« La pêche au filet dérivant détruit les habitats marins, met en danger la faune marine et menace les activités de pêche durable. Pour mettre fin à cela une bonne fois pour toutes, nous avons besoin de règles claires, qui ne laissent aucune marge d’interprétation », a affirmé la commissaire à la Pêche, Maria Damanaki.
Le projet de la Commission est d’imposer à compter du 1er janvier 2015 « une interdiction totale de détenir à bord ou d’utiliser tout type de filet dérivant ».
Se prévalant d’un soutien « de la majorité des pêcheurs » de l’UE, et de l’Italie, à cette mesure, Mme Damanaki espère la faire avaliser par les gouvernements et le Parlement européen sous la présidence de l’Italie, au deuxième semestre 2014.
La Commission entend aussi introduire une définition plus détaillée de cet engin combinant plusieurs filets maillant positionnés à la surface ou à proximité, et qui peut atteindre plusieurs kilomètres de longueur.
Selon la commissaire grecque, devenue une passionaria de la pêche durable, cet engin fonctionne comme un « mur vertical », piégeant, sans sélectivité, toute la faune marine de la zone où il est déployé.
La Commission justifie son approche abolitionniste, adoptée selon elle par les Etats-Unis et l’Australie, au vu des « lacunes » du régime en vigueur, qui interdit depuis 1992 tous les filets de plus de 2,5 km de long et depuis 2002 l’usage de ces engins pour pêcher une série d’espèces vulnérables, notamment thons rouges et espadons.

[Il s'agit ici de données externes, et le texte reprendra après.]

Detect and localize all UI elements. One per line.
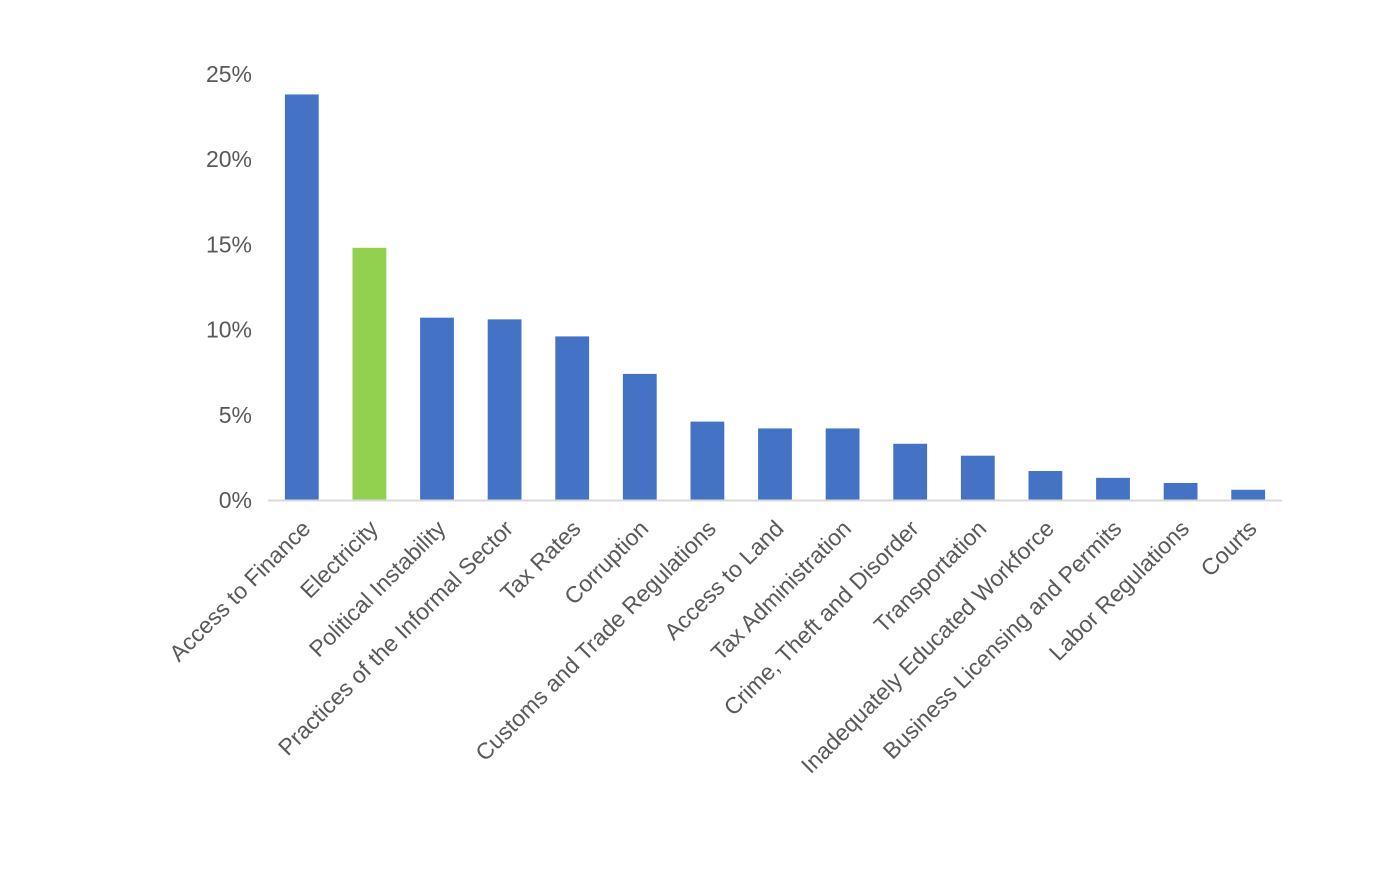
x-tick-label: Customs and Trade Regulations — [470, 515, 721, 766]
bar-courts — [1231, 489, 1266, 500]
bar-business-licensing-and-permits — [1096, 477, 1130, 500]
bar-practices-of-the-informal-sector — [487, 319, 522, 500]
bar-tax-administration — [825, 428, 860, 500]
bar-crime-theft-and-disorder — [893, 443, 928, 500]
bar-electricity — [352, 247, 387, 500]
bar-labor-regulations — [1163, 482, 1198, 500]
bar-corruption — [622, 373, 657, 500]
x-tick-label: Inadequately Educated Workforce — [796, 515, 1059, 778]
x-tick-label: Access to Finance — [164, 515, 315, 666]
x-tick-label: Access to Land — [659, 515, 789, 645]
bar-transportation — [960, 455, 995, 500]
y-tick-label: 10% — [206, 317, 252, 343]
bar-political-instability — [420, 317, 454, 500]
bar-customs-and-trade-regulations — [690, 421, 725, 500]
bar-access-to-land — [758, 428, 792, 500]
bars — [284, 94, 1266, 500]
y-axis-ticks: 0% 5% 10% 15% 20% 25% — [206, 61, 252, 513]
y-tick-label: 5% — [219, 402, 252, 428]
y-tick-label: 25% — [206, 61, 252, 87]
bar-inadequately-educated-workforce — [1028, 471, 1063, 500]
y-tick-label: 20% — [206, 146, 252, 172]
bar-access-to-finance — [284, 94, 319, 500]
y-tick-label: 0% — [219, 487, 252, 513]
y-tick-label: 15% — [206, 231, 252, 257]
bar-tax-rates — [555, 336, 590, 500]
x-tick-label: Courts — [1195, 515, 1261, 581]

Mais les petits filets dérivants étant encore autorisés pour capturer notamment sardines ou anchois, il est facile pour les pêcheurs de contourner la loi et il s’avère très difficile pour les Etats d’imposer des contrôles efficaces, affirme ainsi le projet de règlement de l’exécutif bruxellois.
L’impact économique jugé limité
Selon la Commission, de 800 à 3.000 navires de pêches de l’UE pratiquent cette pêche saisonnière, hors Mer baltique ou l’interdiction totale est déjà en vigueur depuis 2008.
La France, déboutée en 2009 par la justice européenne d’une demande de levée de l’interdiction partielle, et l’Italie, condamnée la même année pour contrôle insuffisant de son application sont concernées, ainsi que le Portugal, la Slovénie et le Royaume-Uni ainsi que la Bulgarie et la Roumanie pour la Mer noire.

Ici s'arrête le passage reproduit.